Mélès Zénawi s’explique

Dans un long entretien accordé au journal Abyotawi, organe de l’EPRDF, coalition gouvernementale, le Premier ministre éthiopien s’explique sur : les événements dramatiques d’avril, la crise du TPLF, la lutte contre la corruption et la nouvelle politique. L’entretien avec M. Mélès Zénawi a été repris in extenso dans l’Ethiopian Herald (gouvernemental), numéros des 7, 8, 9 et 10 juin 2001. Les Nouvelles d'Addis ont traduit et analysé le texte ; en voici la substance.

 


COLETTE DELSOL
 

Après les manifestations étudiantes et les émeutes dramatiques, et surtout après les graves tensions au sein de la coalition au pouvoir et au sein de son propre parti, le TPLF (1), le Premier ministre éthiopien donne son point de vue sur les causes de ces malaises et sur les perspectives du pays.

 


Débats au sein de l’EPRDF

Concernant les débats au sein de l’EPRDF (2), Mélès Zénawi estime qu’il fallait résoudre « un manque de vision claire » et « des problèmes de démocratie interne et de vie politique au sein de l’organisation ». Si ces problèmes avaient perduré, ils auraient entraîné, selon lui, « des problèmes de démocratisation au sein de la société au sens large et un risque de corruption du système ». La majorité de la coalition aurait décidé de « combattre fortement la corruption à la fois politiquement et légalement ». Le groupe dissident préférant s’en tenir au « statu quo ».

 


Nouvelle politique

Abordant la nouvelle politique envisagée par la coalition gouvernementale, le Premier ministre la répartit en trois points : Quel type de démocratie ? Quel choix économique ? Quelle politique étrangère ?
« Les droits démocratiques, inscrits dans la constitution, doivent s’exercer complètement et sans entrave. »
« Le système économique doit être inscrit dans une économie de marché. »
En matière de politique étrangère, Mélès Zénawi souligne que les pays « n’ont pas des amis permanents mais des intérêts permanents ». Sur cette base, la politique étrangère éthiopienne sera de « travailler en étroite collaboration et de coopérer avec ceux dont elle partage les intérêts ». Il ajoute aussi qu’il ne faut pas que « l’Éthiopie considère le monde entier comme un monstre prêt à nous dévorer ».

 


Lutte contre la corruption

Concernant la lutte contre la corruption, le Premier ministre précise qu’il y a eu de longs débats au sein de l’EPRDF sur les moyens politiques et légaux à mettre en œuvre pour mener ce combat.

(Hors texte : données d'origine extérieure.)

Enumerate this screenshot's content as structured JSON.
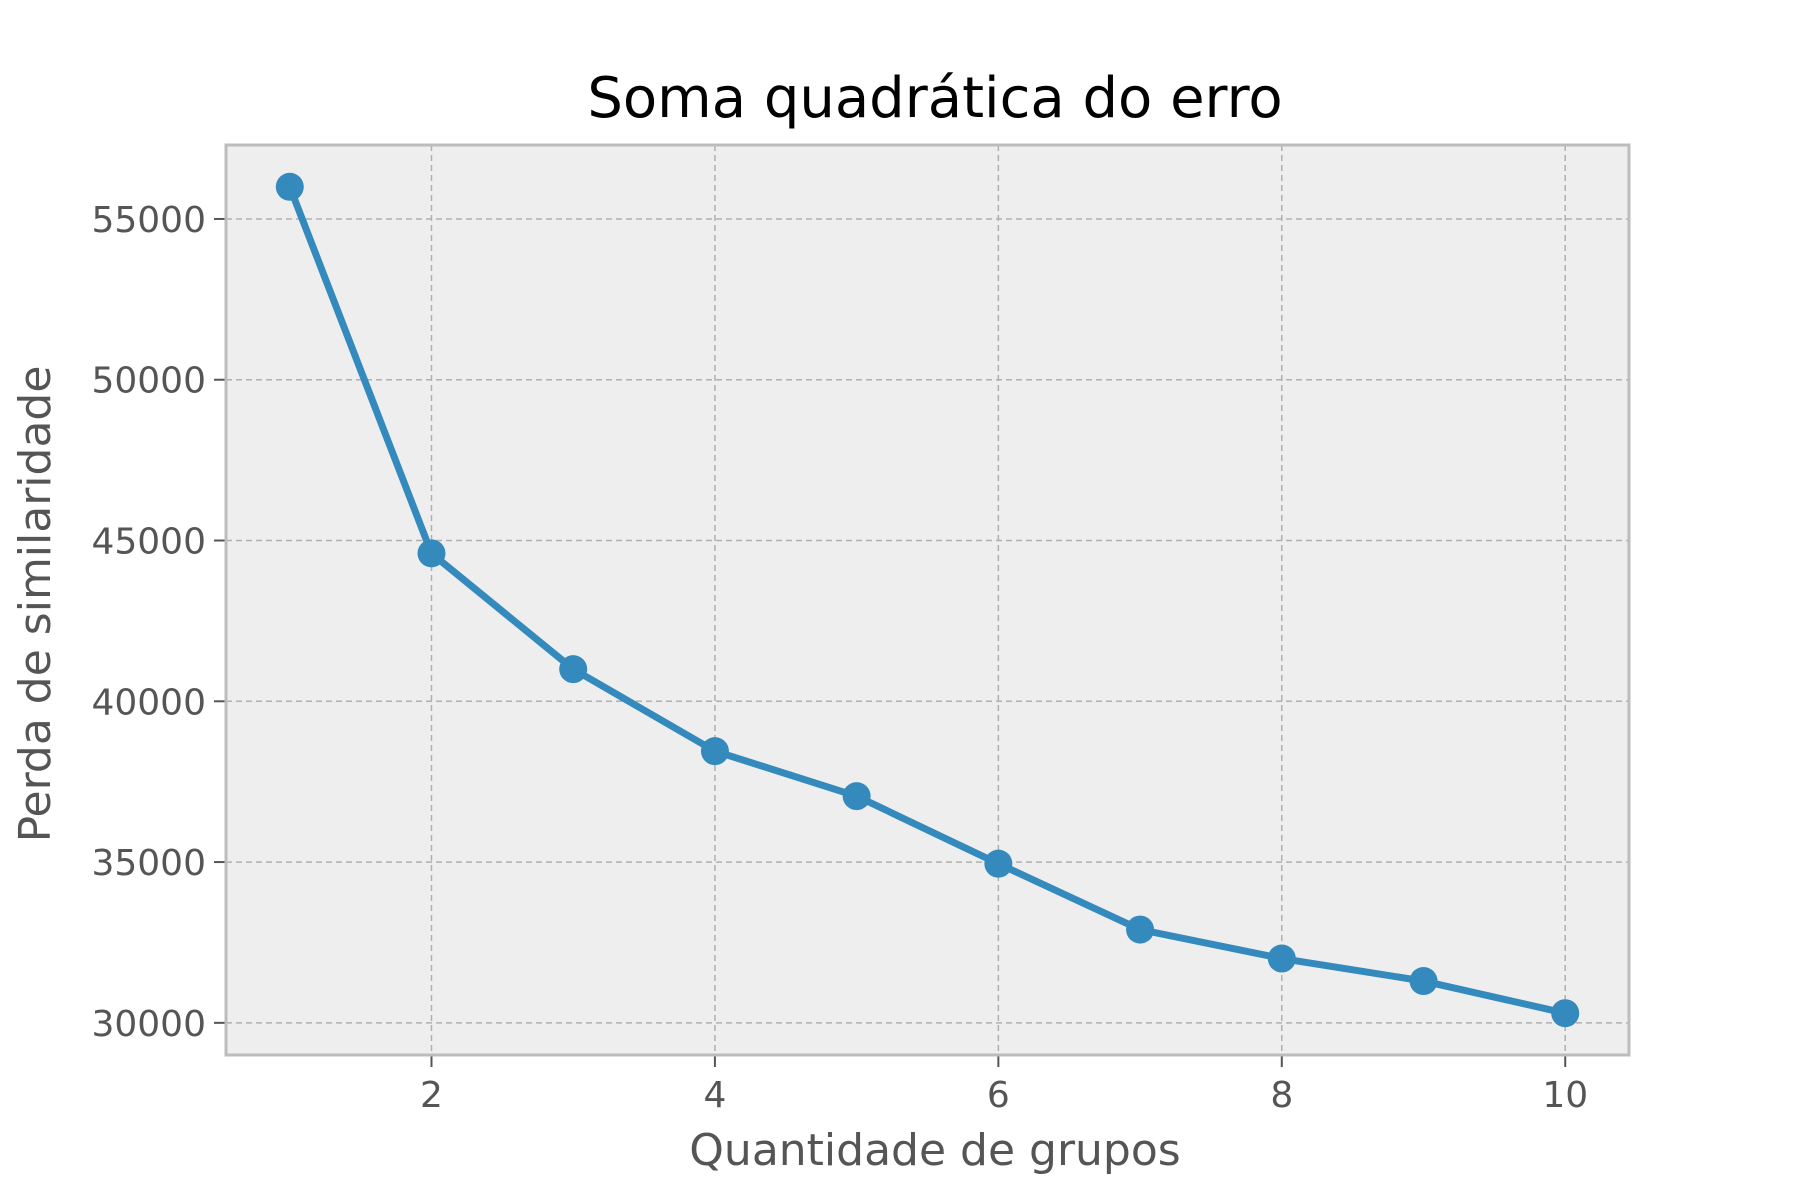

Ces moyens légaux vont être donnés par la Chambre des représentants qui est en train d’élaborer de nouvelles lois. Le fait que des membres éminents de l’EPRDF aient été suspendus de leurs fonctions administratives constitue la preuve que « nous réussissons à changer des idées obsolètes, à instituer des procédures plus démocratiques [dont] à la fois le peuple et le gouvernement en seront les bénéficiaires ultimes ». Il ne s’inquiète pas du remplacement de ces cadres. « Une fois que vous avez une vision claire et une ligne politique correcte, les leaders compétents émergeront ».

 


Politique économique

Revenant sur la politique économique, le Premier ministre précise que s’il s’agit d’une économie de marché, il n’est pas pour autant question qu’elle ne tienne pas compte des réalités du pays. « Prendre en considération les règles et les institutions [du système global, ndlr] n’implique pas d’accepter tout ce qui est prescrit par le FMI et la Banque mondiale ».

 


Groupe dissident du TPLF

S’attaquant au groupe dissident du TPLF qui lui reproche d’avoir mis en péril la souveraineté de l’Éthiopie, en signant l’accord de paix avec l’Érythrée, Mélès Zénawi précise que l’EPRDF avait eu de longues discussions au sujet du document concernant les dispositions techniques (Technical Arrangements). Une majorité avait décidé de ne pas accepter ce document et de « lancer un combat réussi et victorieux sur les plans diplomatique, politique et militaire » ; et ceux qui s’étaient ralliés à ce choix « avaient fait des contributions bien plus grandes pour remporter la victoire que le groupe dissident qui fait tant de bruit » aujourd'hui.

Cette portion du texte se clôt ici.